Few would argue that two of the nation’s top public health crises are firearm violence and opioid-related injury. For the first time in over two decades, the number of firearm-related deaths has surpassed that of motor vehicle crashes. In late 2018, the National Rifle Association published a tweet rebuffing evidence in the Annals of Internal Medicine supporting stricter regulation of firearms, in accordance with established research and overwhelming public opinion. In the tweet, the group instructed physicians to “stay in [their] lane,” arguing that firearm policy is, and should be, beyond the scope of the medical profession. The tweet incited an immediate and powerful backlash among the online medical community. Hundreds of physicians posted graphic images of trauma room floors or stories detailing the care they have provided for victims of gun violence. The deafening response was unmistakably clear: “This is our lane.” Physiatrists were among that response: An estimated 15%1 of spinal cord injury patients are victims of gun violence and in some cities, like Baltimore, the leading cause of spinal cord injury leading to paralysis is violence.2 Likewise, firearm-related injury is a major contributor to TBI-related deaths, accounting for nearly all such deaths by suicide.3
In addition to firearm violence, twenty-first century medicine faces other new and intimidating crises. Overdose is the single most common cause of injury-related death in the United States. An estimated 70,000 Americans died of overdose in 2018—enough to fill the NBA’s largest arena nearly four times over. Physiatrists are among the top prescribers of opioid analgesics, after primary care and orthopedic providers.4
Physiatry is an injury-oriented specialty. Just as pediatricians seek to optimize child health by offering vaccinations (primary prevention) and well-child checkups (secondary prevention), physiatrists can and must work to identify and, where possible, prevent injuries of all types. Unfortunately, there are no options as simple as immunization against motor vehicle crashes, falls, traumatic brain injuries, gun violence, or opioid overdose.
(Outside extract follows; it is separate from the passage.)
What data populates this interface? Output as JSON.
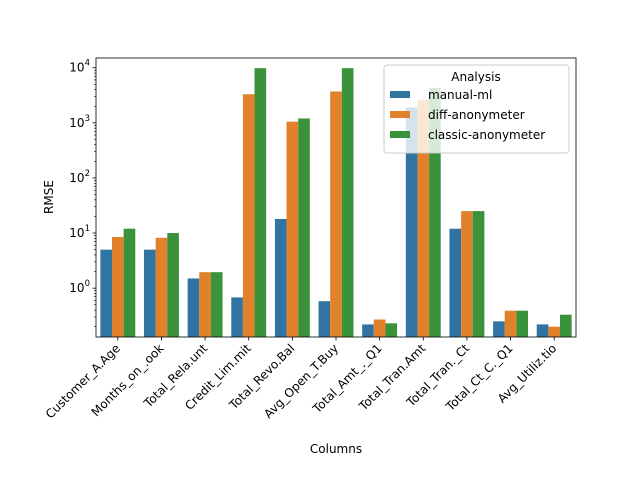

But that doesn’t mean we lack tools. Injury prevention requires the implementation of evidence-based practices and policies, changing popular attitudes and opinions, and encouraging widespread behavior change. It means educating patients and caregivers at the bedside, but it also means educating lawmakers and journalists in committee hearings and media interviews.
Patient outcomes are directly and inextricably tied to political will. The integration of seat belts into modern vehicles is credited with saving nearly 15,000 American lives annually. Yet, like airbags, childproof pill bottles, helmets, and lead-free paint, even this standard faced substantial political and public pushback when first proposed. Today, despite widespread support by policy experts, battles rage on over evidence-based policies such as “red flag” firearm laws that allow police to temporarily remove firearms from individuals who make credible threats, or securable pill vials that facilitate the storage of controlled substances in lockable containers. We physiatrists must step up and carry the torch passed to us. We must seek every opportunity to speak, write, testify, and change the minds of lawmakers, colleagues, insurers, and the general public to ensure that these and other effective policies are enacted and enabled to prevent further harm to our patients.
The National Center for Injury Prevention and Control at the CDC lists five topics as their priorities: overdose, falls, TBI, MVCs, and violence. The list may as well read “physiatry, physiatry, physiatry, physiatry, and physiatry.” Engagement, activism, and prevention are our duty. These are our patients, and this is our lane.